Senyuman Dimas

Bulir-bulir keringat mulai membanjiri wajahku. Sebuah pilihan yang membuatku kembang kempis bahagia sekaligus takut telah diberikan padaku saat ini.

"Bagaimana, Sinta? Saya hanya memberimu waktu 1x24 jam untuk memikirkannya," ujar Bu Mira, general managerku yang terkenal dingin itu.

Aku hanya berdiri kaku sembari menarik ujung kemeja kerjaku. Sebuah hal tak terduga telah ditawarkan padaku. Promosi jabatan sebagai senior manager HRD diberikan padaku.

"Baik, Bu. Saya akan memikirkannya baik-baik." jawabku pelan namun tegas.

Sepanjang perjalanan pulang, aku memikirkan semua kemungkinan dari pilihanku nantinya. Ini adalah lompatan besar dalam hidupku setelah hampir setahun berkubang dalam kesedihan.

"Kamu bukan perempuan perkasa, lihat saja apa bisa kamu memberi masa depan bagi Dimas dengan kemampuanmu itu,"

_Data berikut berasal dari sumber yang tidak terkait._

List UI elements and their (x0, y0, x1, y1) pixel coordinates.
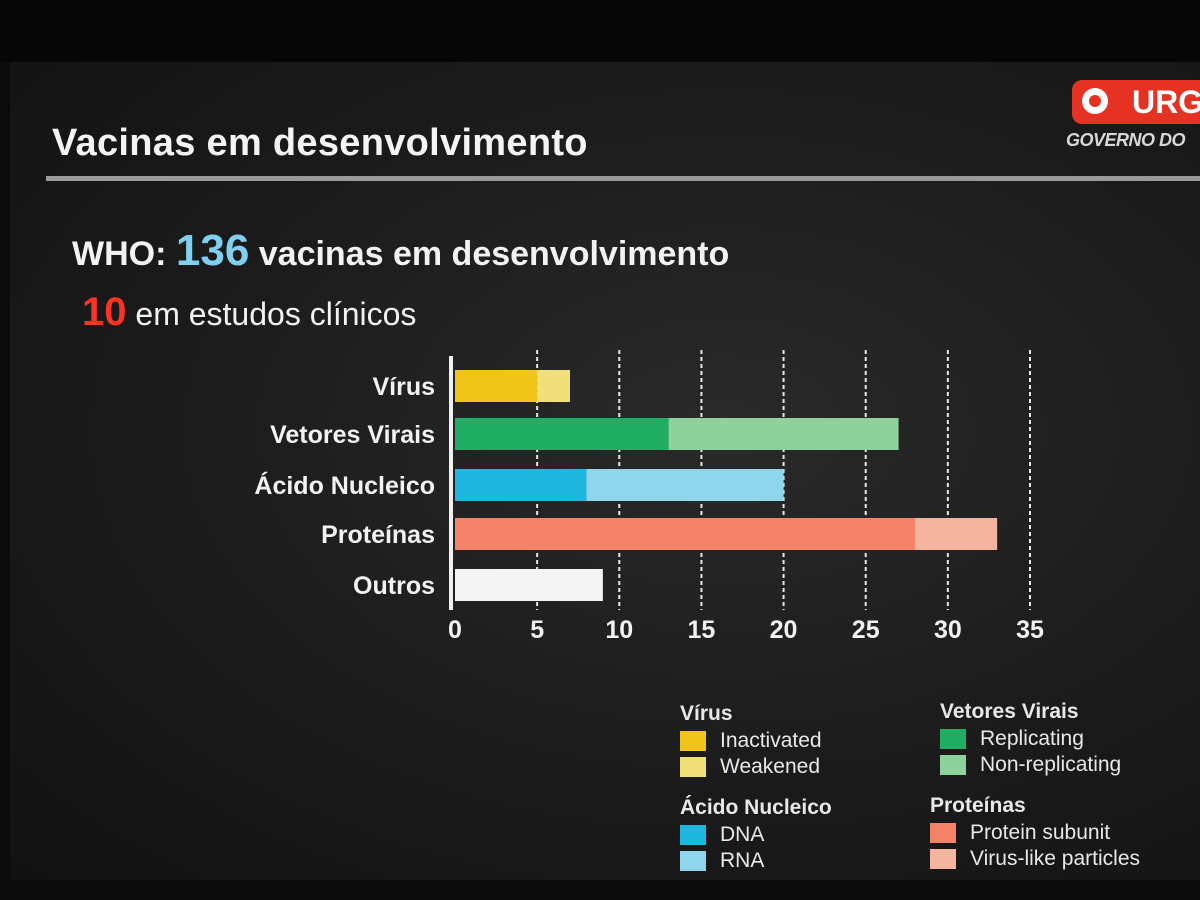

Kalimat menyakitkan itu terus terngiang di telingaku. Ucapan mantan suami yang  mengabur di otakku dan tak ingin lagi kusebut.

"Aku telah membuktikan, Mas. Aku juga bisa sekuat Kartini," batinku.

Senyuman buah hatiku, Dimas adalah tujuan hidupku saat ini. Dengan promosi jabatan ini pasti aku bisa memberikan kebahagiaan untuknya.

"Dimas mana, Bi?" tanyaku pada Bi Inah, sesampaiku di rumah.

Dimas telah lelap dalam tidurnya. Tak ada senyum di wajahnya seperti dahulu.

"Tadi Dimas menunggu nyonya sampai ketiduran," ujar Bi Inah.

Sebongkah kesedihan menusuk hatiku. Apa ini yang kuinginkan? Senyuman Dimas paling penting namun akulah yang kini menjadi penyebab kesepiannya.

"Oya, Bi. Besok saya pasti akan pulang lebih cepat," tukasku.

Kini sudah kuketahui jawabannya. Mungkin besok Bu Mira akan kecewa dengan pilihanku.